F1 might end a spate of near-constant driver penalties by installing a permanent race steward.
FIA president Jean Todt’s new initiative of having a former professional racing driver on the stewards’ panel at every grand prix has been widely praised.
But the system may not be perfect, as the last couple of grands prix indicate.
Some observers were amazed that Sebastian Vettel’s swerve against Jenson Button at the Suzuka start last weekend was not penalised.
“I am not going to lie. At that moment in time, yes, I felt that it was a little bit more than was needed,” said Japanese grand prix winner Button.
Alex Wurz, speaking on Austrian television ORF, said he thinks Vettel was lucky not to have his championship celebrations delayed by a penalty.
“He was lucky that (1980 world champion) Alan Jones was the driver steward, because someone else might have issued a warning or even a stop and go,” he said.

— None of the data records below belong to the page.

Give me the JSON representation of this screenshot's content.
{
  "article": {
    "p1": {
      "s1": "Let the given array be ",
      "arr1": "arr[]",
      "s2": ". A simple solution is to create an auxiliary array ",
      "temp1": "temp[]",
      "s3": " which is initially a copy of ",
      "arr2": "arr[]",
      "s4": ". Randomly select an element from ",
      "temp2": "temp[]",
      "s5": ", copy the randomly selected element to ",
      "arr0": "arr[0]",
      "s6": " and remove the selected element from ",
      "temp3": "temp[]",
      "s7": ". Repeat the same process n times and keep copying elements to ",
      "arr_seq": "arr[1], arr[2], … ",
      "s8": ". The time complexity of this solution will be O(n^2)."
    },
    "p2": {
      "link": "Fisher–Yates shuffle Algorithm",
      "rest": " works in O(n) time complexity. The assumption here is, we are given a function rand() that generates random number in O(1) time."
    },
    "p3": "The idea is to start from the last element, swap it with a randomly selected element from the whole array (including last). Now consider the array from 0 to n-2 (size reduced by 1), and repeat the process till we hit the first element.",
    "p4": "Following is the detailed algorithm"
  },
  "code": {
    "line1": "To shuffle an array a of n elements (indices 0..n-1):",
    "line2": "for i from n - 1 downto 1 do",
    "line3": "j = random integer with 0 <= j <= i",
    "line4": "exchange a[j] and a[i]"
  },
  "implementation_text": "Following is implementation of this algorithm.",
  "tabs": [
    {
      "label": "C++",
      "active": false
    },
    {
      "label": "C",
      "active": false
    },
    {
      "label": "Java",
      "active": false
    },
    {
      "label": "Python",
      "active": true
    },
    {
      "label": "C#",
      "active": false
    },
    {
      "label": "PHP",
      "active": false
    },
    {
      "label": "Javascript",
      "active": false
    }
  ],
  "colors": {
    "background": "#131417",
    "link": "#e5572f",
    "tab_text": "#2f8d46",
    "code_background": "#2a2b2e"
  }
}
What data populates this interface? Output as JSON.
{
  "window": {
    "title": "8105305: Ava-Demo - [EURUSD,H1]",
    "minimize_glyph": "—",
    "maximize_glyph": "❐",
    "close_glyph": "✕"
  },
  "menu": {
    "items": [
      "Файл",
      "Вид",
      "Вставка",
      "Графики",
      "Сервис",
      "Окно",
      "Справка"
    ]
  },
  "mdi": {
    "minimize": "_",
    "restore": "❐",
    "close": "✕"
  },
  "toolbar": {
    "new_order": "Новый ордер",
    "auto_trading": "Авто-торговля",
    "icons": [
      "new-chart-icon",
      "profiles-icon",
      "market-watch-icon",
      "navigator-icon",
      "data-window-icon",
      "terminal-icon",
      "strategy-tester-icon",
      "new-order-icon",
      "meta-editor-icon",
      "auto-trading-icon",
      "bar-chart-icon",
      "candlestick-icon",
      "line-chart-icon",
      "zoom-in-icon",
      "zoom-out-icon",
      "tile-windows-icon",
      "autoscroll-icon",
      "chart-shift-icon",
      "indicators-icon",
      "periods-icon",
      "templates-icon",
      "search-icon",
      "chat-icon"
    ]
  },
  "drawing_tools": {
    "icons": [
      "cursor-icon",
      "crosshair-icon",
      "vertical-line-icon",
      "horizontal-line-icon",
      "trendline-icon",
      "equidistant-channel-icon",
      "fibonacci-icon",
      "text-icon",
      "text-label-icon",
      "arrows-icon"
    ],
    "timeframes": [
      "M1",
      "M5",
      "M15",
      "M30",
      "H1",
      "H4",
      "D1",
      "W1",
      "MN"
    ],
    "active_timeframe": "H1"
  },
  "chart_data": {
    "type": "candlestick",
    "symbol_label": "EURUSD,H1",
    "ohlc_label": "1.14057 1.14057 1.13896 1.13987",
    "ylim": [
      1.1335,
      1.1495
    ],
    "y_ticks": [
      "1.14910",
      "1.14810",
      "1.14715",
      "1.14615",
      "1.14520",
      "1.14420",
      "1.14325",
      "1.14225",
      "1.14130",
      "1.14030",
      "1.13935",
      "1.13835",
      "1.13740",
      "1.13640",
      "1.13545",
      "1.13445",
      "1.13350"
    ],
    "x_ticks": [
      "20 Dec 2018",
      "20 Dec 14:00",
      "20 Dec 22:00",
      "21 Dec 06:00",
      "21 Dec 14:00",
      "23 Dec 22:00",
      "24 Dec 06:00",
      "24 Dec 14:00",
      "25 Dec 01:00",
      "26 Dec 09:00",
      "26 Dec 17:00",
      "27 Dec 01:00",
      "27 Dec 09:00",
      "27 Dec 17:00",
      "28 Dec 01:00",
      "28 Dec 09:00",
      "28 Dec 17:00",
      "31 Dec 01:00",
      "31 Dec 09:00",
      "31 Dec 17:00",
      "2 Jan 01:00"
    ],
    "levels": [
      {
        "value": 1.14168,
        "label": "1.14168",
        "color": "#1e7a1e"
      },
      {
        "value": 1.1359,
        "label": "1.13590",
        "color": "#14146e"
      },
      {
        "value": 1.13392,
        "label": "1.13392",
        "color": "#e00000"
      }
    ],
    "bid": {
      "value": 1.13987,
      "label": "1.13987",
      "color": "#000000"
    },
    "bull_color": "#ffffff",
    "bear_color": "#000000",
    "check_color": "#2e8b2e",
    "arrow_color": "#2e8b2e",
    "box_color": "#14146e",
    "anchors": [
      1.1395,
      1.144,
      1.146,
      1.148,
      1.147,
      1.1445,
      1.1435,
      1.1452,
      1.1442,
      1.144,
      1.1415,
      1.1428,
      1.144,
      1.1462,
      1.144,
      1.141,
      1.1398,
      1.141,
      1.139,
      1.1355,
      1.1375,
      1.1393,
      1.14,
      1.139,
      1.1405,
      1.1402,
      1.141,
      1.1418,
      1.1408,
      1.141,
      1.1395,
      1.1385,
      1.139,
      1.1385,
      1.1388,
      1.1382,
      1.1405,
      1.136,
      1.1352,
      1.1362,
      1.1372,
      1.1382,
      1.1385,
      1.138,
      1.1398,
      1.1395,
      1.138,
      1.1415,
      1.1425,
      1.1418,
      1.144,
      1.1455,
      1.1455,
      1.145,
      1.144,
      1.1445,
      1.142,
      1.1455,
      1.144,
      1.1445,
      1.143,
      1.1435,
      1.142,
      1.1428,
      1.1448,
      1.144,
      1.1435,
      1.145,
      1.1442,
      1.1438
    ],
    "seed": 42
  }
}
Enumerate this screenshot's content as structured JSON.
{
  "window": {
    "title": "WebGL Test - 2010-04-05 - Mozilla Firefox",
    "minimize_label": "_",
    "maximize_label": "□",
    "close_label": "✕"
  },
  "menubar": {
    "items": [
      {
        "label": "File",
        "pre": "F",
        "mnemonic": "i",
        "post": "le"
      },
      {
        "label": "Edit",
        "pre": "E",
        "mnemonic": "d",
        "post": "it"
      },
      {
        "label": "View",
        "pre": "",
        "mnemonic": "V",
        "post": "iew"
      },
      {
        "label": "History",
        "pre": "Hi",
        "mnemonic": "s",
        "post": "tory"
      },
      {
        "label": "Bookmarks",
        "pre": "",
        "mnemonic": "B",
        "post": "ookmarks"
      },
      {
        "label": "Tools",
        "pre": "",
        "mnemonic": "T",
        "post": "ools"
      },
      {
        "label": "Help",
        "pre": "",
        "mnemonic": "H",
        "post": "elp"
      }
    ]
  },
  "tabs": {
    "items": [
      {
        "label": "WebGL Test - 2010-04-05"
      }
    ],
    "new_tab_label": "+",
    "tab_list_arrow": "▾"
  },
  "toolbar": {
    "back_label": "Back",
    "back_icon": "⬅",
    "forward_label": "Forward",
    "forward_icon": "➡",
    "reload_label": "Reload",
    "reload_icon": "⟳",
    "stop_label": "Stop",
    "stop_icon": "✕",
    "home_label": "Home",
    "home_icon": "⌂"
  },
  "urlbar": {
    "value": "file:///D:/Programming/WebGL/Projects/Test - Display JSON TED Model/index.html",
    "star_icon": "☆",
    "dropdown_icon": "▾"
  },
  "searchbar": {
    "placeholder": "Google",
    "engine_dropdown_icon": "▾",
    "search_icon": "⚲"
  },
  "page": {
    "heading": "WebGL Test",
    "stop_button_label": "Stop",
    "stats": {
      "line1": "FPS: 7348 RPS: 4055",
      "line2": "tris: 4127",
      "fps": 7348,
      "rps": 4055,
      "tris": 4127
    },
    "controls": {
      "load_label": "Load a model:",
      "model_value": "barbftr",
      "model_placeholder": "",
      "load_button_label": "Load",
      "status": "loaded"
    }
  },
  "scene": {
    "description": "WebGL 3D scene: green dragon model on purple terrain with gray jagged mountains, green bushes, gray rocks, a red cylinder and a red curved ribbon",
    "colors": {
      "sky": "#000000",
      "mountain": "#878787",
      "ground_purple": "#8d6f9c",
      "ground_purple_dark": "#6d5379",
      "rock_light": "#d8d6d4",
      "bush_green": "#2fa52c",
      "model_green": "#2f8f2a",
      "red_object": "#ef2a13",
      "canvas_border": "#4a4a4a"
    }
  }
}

Agreed a report in Speed Week: “Obviously Alan Jones took a tough approach (at Suzuka).”
Like Button, also upset at Suzuka was Felipe Massa, angry that Lewis Hamilton’s latest collision went unpunished.
“They (the stewards) have penalised people for much less this year and this time they didn’t do it,” said the Brazilian.
Force India team manager Otmar Szafnauer agrees that consistency is crucial so that drivers know how to behave.
“If something has happened three times before then he knows the way it is and what has to happen,” he told Germany’s Auto Motor und Sport.